そろそろ何とかしないとと思い、口を開ける。
「あの...?」
「はっ。し、失礼」
ようやっと動き出したと思ったら、うつむいて、何か考えだした。しかも、何かぶつぶつと呟いている。少し怖い。
『もうほっとこうよ。必要なものはもらったんでしょ?』
「そう、だね?」
なんだか、もう何を言っても動かないような気がしたので、ミーナットの言うように、放置していこうとする。
ここまでの道のりは覚えてるので、問題ないだろう。
踵を返し、元の場所に戻ろうとすると、呼び止められた。
さすがに、一言は言わなければだめだっただろうか。
「鑑定玉が壊れているはずもないし、君は錬金術師なんだね。だったら、そのことを証明してほしいんだ」
すると、兵士はどこからかこぶしほどの大きさの石を取り出し、言った。
「錬金術を使って、これを金に変えてみてほしい。それが、錬金術の基本だと、本に書いてあったからな」
兵士の言葉は、当たり前のようなことだ。けど、僕はその言葉に少し、ためらいを感じた。町に行く前に言われた、師匠の言葉を思い出したからだ。
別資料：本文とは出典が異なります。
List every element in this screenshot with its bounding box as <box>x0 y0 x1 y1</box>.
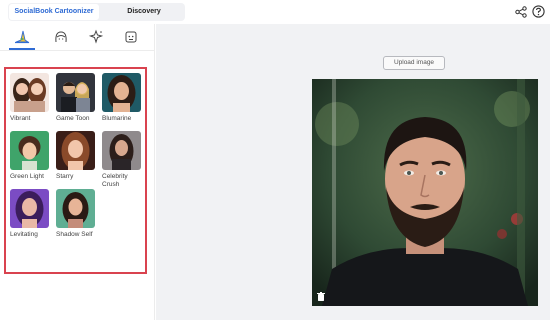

「あの、僕、師匠に、重要な時以外は、むやみやたらと力を使うなと言われてて......」
「それでもだ。本当のことか、確認しないといけないからな」
その強い語気にあてられ、仕方がないかと、腰のベルトに下げられている短い杖を抜き出し構える。
まさか、こんなに早く力を使うと思わなかった。
『失礼な奴だな。腰を抜かしてやろうよ』
ミーナットの言葉に苦笑しながら、集中する。頭に星空のような景色が浮かぶ。
その状態のまま魔力を流すと、杖が、青白い光を出し、石の姿を見る見るうちに変えていく。
瞬きのうちにそれを金に変える。
「え...は?」
兵士が動きを止める。それに追加して、目と口がこれでもかと開いていて、大丈夫かと心配になる。すると、ミーナットが兵士に向けて飛んでいき、そのまま突進した。もちろん、兵士はそれに反応できず、尻もちをついた。
「み、ミーナット!」
『腰を抜かさなかったから、自分でやっただけだよ』
なんだか、悪いことをした気がする。途端に怖くなる。
「あ、ええと...失礼します!身分証、ありがとうございました!」
いたたまれなくなり、速足でその場から立ち去る。
ひと悶着あったが、これで町に入れるようになった。ただ、不安がいっぱいだけど。